HOUSE LEADER
Liberals rule out referendum on electoral reform.
TORONTO• The federal Liberals have all but ruled out a referendum on promised electoral reform.
“Our plan is not to have a national referendum, our plan is to use parliament to consult Canadians,” Government House Leader Dominic Leblanc said in an interview with CTV. “That’s always been our plan and I don’t have any reason to think that’s been changed.”
He said he would work with Democratic Reform Minister Maryam Monsef to strike a committee to consult with Canadians and come up with a plan for reform.
But his dismissal of a referendum runs counter to recent precedent. Three provinces have held recent referendums on electoral reform: Prince Edward Island in 2005, Ontario in 2007 and B.C., in 2005 and 2009. In all three provinces, voters rejected an alteration. In B.C., support for the status quo actually grew during those four years.
The first- past- the- post system — where the candidate who wins the most votes, even if not a majority, takes the seat — has been widely criticized because it allows majority governments to form with far less than a majority of the popular vote. Trudeau’s Liberals, just like the previous Conservative one, formed a majority government with less than 40 per cent of the popular vote.
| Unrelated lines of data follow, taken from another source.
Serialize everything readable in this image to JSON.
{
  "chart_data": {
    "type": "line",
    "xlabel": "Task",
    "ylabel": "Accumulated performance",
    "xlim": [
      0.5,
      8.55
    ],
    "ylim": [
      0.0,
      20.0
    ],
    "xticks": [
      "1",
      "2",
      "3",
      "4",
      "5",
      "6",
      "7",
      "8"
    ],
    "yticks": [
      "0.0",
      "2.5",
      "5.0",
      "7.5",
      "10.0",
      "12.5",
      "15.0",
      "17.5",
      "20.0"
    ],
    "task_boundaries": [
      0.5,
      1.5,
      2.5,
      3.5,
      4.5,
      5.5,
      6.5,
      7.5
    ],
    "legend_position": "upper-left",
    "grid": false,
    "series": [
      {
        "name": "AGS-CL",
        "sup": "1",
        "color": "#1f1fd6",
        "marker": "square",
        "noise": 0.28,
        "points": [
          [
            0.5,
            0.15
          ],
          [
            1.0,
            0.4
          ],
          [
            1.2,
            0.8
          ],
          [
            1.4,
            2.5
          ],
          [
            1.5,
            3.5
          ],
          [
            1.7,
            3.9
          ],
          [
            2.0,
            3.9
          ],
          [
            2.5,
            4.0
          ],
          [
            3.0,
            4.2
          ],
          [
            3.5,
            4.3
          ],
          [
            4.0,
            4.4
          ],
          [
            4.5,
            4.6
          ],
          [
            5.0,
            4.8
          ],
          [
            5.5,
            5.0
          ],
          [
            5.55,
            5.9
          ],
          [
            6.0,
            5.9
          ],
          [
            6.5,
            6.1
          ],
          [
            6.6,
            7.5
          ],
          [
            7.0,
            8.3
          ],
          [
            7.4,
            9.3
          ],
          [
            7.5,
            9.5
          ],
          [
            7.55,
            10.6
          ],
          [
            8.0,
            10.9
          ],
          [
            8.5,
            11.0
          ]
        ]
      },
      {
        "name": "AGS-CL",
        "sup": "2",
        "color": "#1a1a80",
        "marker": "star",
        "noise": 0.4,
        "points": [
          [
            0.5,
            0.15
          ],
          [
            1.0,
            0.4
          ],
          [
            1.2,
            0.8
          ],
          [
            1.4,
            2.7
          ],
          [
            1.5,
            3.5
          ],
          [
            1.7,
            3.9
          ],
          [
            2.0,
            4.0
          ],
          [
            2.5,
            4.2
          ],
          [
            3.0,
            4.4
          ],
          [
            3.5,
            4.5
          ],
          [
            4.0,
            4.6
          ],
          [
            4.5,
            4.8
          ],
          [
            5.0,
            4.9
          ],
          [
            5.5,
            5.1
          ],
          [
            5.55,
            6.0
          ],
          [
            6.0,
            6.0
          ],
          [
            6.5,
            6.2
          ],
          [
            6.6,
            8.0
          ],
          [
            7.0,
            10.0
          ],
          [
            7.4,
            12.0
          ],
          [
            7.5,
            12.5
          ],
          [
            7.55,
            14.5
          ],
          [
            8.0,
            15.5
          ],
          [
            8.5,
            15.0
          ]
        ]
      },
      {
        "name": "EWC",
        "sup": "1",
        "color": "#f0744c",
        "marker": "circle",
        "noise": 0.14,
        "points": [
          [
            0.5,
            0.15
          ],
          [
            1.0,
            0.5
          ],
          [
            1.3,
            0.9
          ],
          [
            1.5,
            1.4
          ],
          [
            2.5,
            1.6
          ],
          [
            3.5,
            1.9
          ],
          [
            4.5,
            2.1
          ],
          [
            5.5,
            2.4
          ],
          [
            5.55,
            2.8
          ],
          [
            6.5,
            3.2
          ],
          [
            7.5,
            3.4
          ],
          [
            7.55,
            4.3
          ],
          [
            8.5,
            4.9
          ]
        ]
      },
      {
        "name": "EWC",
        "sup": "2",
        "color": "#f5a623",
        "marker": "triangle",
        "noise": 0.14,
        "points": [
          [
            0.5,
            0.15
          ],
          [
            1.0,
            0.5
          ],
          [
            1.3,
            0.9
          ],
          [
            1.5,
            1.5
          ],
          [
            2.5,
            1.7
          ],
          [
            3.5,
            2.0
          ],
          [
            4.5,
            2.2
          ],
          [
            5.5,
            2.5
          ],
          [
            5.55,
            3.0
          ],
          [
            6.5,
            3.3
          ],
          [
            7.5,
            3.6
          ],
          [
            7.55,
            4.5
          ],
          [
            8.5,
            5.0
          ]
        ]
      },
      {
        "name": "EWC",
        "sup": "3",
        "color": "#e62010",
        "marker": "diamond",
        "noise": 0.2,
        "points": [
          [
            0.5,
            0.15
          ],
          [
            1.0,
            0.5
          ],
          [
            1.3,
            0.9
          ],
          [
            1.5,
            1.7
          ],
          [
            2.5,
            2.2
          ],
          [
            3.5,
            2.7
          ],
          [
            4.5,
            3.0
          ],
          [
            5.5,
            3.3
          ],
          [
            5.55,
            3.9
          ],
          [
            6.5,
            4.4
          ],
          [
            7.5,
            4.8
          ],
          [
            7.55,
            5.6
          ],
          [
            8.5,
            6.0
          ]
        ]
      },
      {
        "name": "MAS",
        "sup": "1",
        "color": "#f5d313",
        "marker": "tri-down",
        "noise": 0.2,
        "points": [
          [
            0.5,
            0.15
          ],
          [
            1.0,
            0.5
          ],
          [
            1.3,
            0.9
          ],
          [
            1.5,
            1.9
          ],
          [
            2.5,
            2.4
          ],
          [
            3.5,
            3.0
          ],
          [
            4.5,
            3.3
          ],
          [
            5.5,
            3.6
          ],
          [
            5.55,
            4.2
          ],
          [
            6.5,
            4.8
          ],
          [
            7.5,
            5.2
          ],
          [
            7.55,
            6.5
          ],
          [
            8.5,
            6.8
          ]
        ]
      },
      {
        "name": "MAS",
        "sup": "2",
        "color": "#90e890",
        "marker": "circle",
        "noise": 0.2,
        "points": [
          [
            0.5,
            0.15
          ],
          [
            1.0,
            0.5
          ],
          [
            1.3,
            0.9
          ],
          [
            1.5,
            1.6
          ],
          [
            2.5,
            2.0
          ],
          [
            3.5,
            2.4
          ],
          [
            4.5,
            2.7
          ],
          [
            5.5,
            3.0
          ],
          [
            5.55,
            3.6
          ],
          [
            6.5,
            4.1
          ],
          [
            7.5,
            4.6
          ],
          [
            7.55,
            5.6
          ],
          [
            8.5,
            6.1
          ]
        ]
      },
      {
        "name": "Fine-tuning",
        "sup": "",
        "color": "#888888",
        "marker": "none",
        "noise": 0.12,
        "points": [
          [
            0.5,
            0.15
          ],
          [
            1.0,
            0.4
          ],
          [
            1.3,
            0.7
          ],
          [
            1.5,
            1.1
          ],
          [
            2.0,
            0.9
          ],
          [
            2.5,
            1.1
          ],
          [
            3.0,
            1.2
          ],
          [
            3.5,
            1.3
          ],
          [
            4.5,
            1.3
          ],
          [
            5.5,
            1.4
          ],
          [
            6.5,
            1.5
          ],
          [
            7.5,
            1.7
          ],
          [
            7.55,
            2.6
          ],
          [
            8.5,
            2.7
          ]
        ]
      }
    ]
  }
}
That’s also proven to be the case in the provinces that rejected electoral reform.
Top advisers to the Trudeau government have previously expressed some wariness of those failures and that may have influenced the party’s opposition to referendums on reforms.
Other experts, however, contend that just because an idea is complicated, doesn’t preclude it from going to a referendum.
“This response misrepresents the referenda process in both B.C. and Ontario,” Lydia Miljan, a senior fellow of the Fraser Institute, argues in a blog for the right- wing think tank.
In Ontario in 2007 and B.C. in 2009, over 60 per cent opposed changing the electoral system, but Milijan said that alone i s not an argument against a referendum: “For example, in Ontario, it wasn’t so much that the public didn’t understand the proposal, but that it was neglected by political elites.
“Polls at the time indicated that only eight per cent of the public were aware that there even was a referendum. … If the government is confident that the public has a desire to change the electoral system, then it should be willing to face that electorate in a question on the matter.”
Some cite the previous provincial referendums — and their results — as a point for, not against, putting the question directly to the people.
“A referendum is now widely seen as the norm for such a change and departing from it would be politically risky,” said Don Lenihan, a senior associate of policy and engagement at Canada 2020, a left-leaning think tank.
Interim Conservative Leader Rona Ambrose has also called for a referendum, and Tory MP Scott Reid has created an e- petition to drum up support. So far, over 4,000 Canadians have signed on.
The NDP, for their part, favour some form of proportional representation, when a party’s seats in the House of Commons are redistributed to match its popular vote.